(07-17-2019 10:59 AM)Hallcity Wrote: Here's more on Swofford's presentation, including him talking about distribution being "a three-year process as contracts expire/renew."
https://accsports.com/acc-news/john-swof...-and-more/
I assume he's talking about the general carrier contracts with ESPN. Eventually, the ACCN contract provisions will just be a part of the larger ESPN contract with carriers but, for now, most of the ACCN contracts will be stand alone contracts because ESPN's general contracts with many carriers aren't up for renewal until later. ESPN will have greater leverage with the carriers when keeping/losing all of ESPN is what's at stake. I think those contract negotiations are coming up over the next three years.
Absolutely...they've got enough on board now that the network won't fail before the other contracts come through. The worst case scenario is that we have to wait for the other deals to renew. The ACC edition, and really the Disney negotiations overall, have actually been pretty easy and uneventful compared to the past. There's little question that it will be included in any new Disney contracts. I think we're kind of past the "Cable Networks vs. ESPN in a death battle" stage everyone was hyping a few years ago. They need each other and both sides know it.
That said...there is NO QUESTION the hard desire is to be on everywhere by launch. They delayed it to let enough renewals roll through to make that easier. If they didn't care about a delayed rollout, they could have launched a year ago with Alltice and added the others as they came up. They want full(ish) carriage at launch.
And so to some extent, I think this "three year roll up" is posturing. Everyone knows the ACC wants full carriage badly at launch, and I'm sure negotiations reflect that, so Swofford is kind of walking that perception back...
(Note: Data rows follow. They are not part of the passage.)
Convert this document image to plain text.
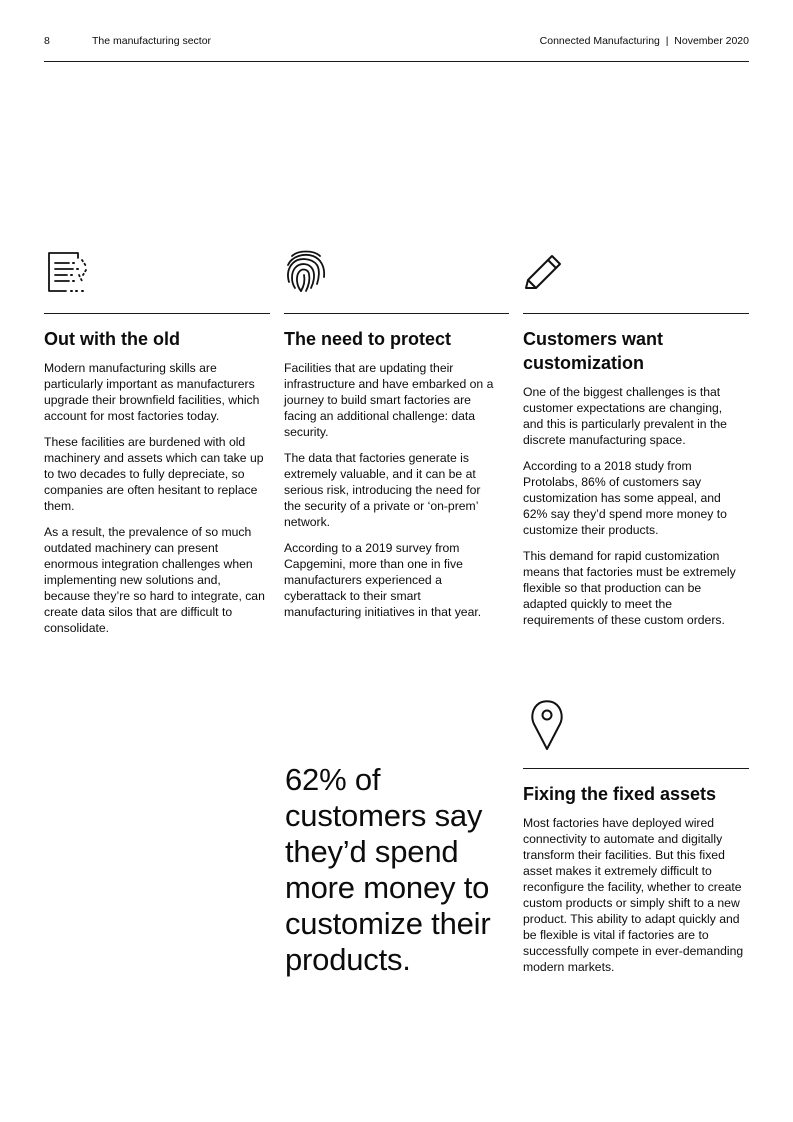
8	The manufacturing sector	Connected Manufacturing  |  November 2020
Out with the old

Modern manufacturing skills are particularly important as manufacturers upgrade their brownfield facilities, which account for most factories today.

These facilities are burdened with old machinery and assets which can take up to two decades to fully depreciate, so companies are often hesitant to replace them.

As a result, the prevalence of so much outdated machinery can present enormous integration challenges when implementing new solutions and, because they’re so hard to integrate, can create data silos that are difficult to consolidate.

The need to protect

Facilities that are updating their infrastructure and have embarked on a journey to build smart factories are facing an additional challenge: data security.

The data that factories generate is extremely valuable, and it can be at serious risk, introducing the need for the security of a private or ‘on-prem’ network.

According to a 2019 survey from Capgemini, more than one in five manufacturers experienced a cyberattack to their smart manufacturing initiatives in that year.

Customers want customization

One of the biggest challenges is that customer expectations are changing, and this is particularly prevalent in the discrete manufacturing space.

According to a 2018 study from Protolabs, 86% of customers say customization has some appeal, and 62% say they’d spend more money to customize their products.

This demand for rapid customization means that factories must be extremely flexible so that production can be adapted quickly to meet the requirements of these custom orders.

Fixing the fixed assets

Most factories have deployed wired connectivity to automate and digitally transform their facilities. But this fixed asset makes it extremely difficult to reconfigure the facility, whether to create custom products or simply shift to a new product. This ability to adapt quickly and be flexible is vital if factories are to successfully compete in ever-demanding modern markets.

62% of customers say they’d spend more money to customize their products.
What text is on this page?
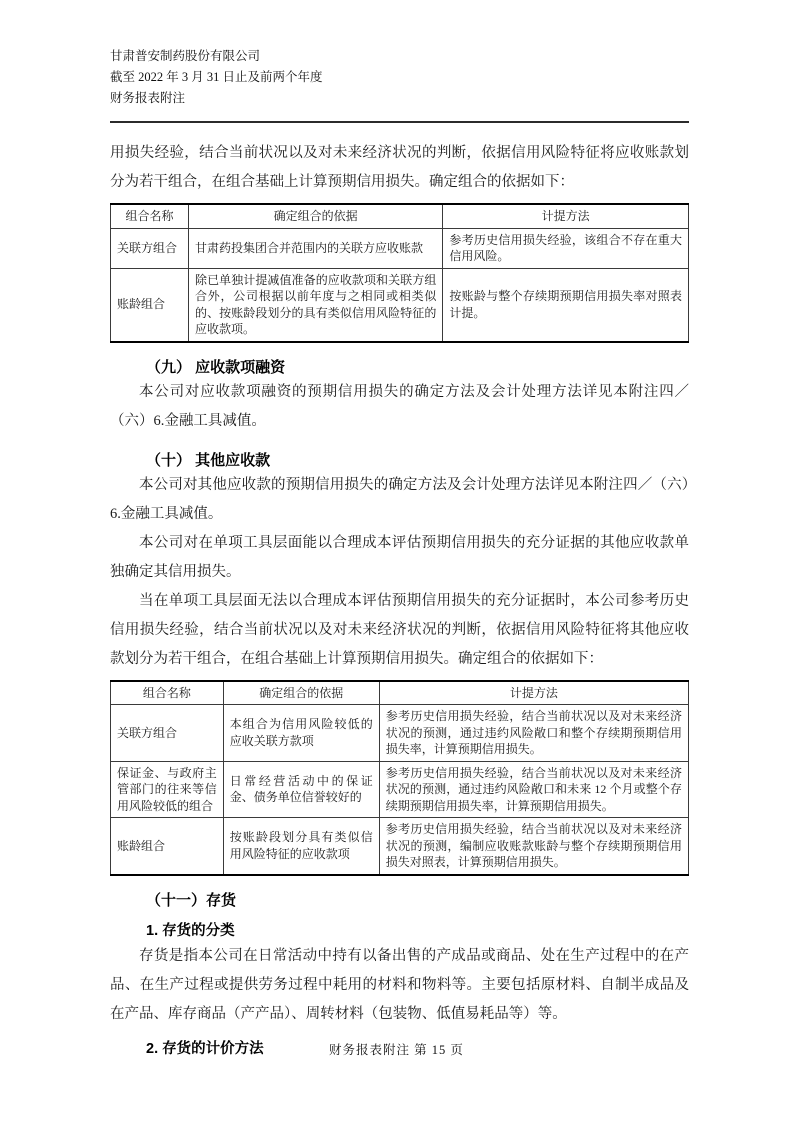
甘肃普安制药股份有限公司
截至 2022 年 3 月 31 日止及前两个年度
财务报表附注

用损失经验，结合当前状况以及对未来经济状况的判断，依据信用风险特征将应收账款划分为若干组合，在组合基础上计算预期信用损失。确定组合的依据如下：

组合名称	确定组合的依据	计提方法
关联方组合	甘肃药投集团合并范围内的关联方应收账款	参考历史信用损失经验，该组合不存在重大信用风险。
账龄组合	除已单独计提减值准备的应收款项和关联方组合外，公司根据以前年度与之相同或相类似的、按账龄段划分的具有类似信用风险特征的应收款项。	按账龄与整个存续期预期信用损失率对照表计提。
（九） 应收款项融资

本公司对应收款项融资的预期信用损失的确定方法及会计处理方法详见本附注四／（六）6.金融工具减值。

（十） 其他应收款

本公司对其他应收款的预期信用损失的确定方法及会计处理方法详见本附注四／（六）6.金融工具减值。

本公司对在单项工具层面能以合理成本评估预期信用损失的充分证据的其他应收款单独确定其信用损失。

当在单项工具层面无法以合理成本评估预期信用损失的充分证据时，本公司参考历史信用损失经验，结合当前状况以及对未来经济状况的判断，依据信用风险特征将其他应收款划分为若干组合，在组合基础上计算预期信用损失。确定组合的依据如下：

组合名称	确定组合的依据	计提方法
关联方组合	本组合为信用风险较低的应收关联方款项	参考历史信用损失经验，结合当前状况以及对未来经济状况的预测，通过违约风险敞口和整个存续期预期信用损失率，计算预期信用损失。
保证金、与政府主管部门的往来等信用风险较低的组合	日常经营活动中的保证金、债务单位信誉较好的	参考历史信用损失经验，结合当前状况以及对未来经济状况的预测，通过违约风险敞口和未来 12 个月或整个存续期预期信用损失率，计算预期信用损失。
账龄组合	按账龄段划分具有类似信用风险特征的应收款项	参考历史信用损失经验，结合当前状况以及对未来经济状况的预测，编制应收账款账龄与整个存续期预期信用损失对照表，计算预期信用损失。
（十一）存货
1. 存货的分类

存货是指本公司在日常活动中持有以备出售的产成品或商品、处在生产过程中的在产品、在生产过程或提供劳务过程中耗用的材料和物料等。主要包括原材料、自制半成品及在产品、库存商品（产产品）、周转材料（包装物、低值易耗品等）等。

2. 存货的计价方法	财务报表附注 第 15 页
"Hey, if we have to wait for the next contract, that's cool. We could live with that all along. It's going to be added on the next contract, you know that, I know that, and if they want to delay the inevitable by playing hardball, that's fine. We have always been planning a three year process, no problem for us. Meanwhile, our folks will just switch to DirectTV or Vue for a couple years, and you can see if you can try to pull them back in a year or two. Up to you."
They've been pretty open about how badly they want to launch with carriage, so I don't know that anyone is really going to buy that ESPN/ACC is fine walking away.
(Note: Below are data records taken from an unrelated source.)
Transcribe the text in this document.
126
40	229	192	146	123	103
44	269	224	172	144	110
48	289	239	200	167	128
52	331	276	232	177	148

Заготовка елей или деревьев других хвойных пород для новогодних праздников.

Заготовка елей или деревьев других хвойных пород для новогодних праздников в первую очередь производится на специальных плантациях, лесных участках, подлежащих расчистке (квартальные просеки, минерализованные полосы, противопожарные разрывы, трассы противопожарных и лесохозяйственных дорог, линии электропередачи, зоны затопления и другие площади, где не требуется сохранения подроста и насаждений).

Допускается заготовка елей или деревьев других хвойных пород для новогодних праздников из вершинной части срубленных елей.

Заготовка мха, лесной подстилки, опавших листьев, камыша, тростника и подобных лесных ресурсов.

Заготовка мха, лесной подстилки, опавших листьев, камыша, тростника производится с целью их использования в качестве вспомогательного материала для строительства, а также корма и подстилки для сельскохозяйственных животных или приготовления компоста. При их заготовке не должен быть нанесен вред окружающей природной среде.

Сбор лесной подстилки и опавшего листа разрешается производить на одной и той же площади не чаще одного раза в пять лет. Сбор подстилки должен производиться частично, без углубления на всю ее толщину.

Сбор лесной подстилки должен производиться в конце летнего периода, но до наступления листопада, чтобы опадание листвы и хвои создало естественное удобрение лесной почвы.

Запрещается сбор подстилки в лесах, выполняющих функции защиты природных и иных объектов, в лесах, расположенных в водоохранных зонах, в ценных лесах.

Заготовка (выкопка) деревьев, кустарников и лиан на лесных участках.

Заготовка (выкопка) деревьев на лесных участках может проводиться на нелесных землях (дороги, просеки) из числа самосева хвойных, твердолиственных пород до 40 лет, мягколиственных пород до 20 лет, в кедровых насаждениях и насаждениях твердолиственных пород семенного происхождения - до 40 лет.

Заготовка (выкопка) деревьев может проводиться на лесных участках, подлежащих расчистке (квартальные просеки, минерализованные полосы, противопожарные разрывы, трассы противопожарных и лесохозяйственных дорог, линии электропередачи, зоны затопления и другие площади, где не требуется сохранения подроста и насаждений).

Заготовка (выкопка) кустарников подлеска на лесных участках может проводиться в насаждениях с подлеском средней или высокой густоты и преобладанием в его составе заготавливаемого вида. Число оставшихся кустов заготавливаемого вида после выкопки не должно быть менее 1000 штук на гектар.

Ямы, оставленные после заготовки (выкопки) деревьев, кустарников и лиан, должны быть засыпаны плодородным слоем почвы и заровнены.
Getting it added in between contracts was always going to be the challenge. I still lean toward it happening for most before the first Clemson game, but we'll see.
We'll never know, but I would love to know the nuts and bolts of what's actually up for negotiation/concessions about it. It's not really the carriage price, because that's established by now, but I'm sure it's a lot of other things that would be interesting to know and that people rarely think about.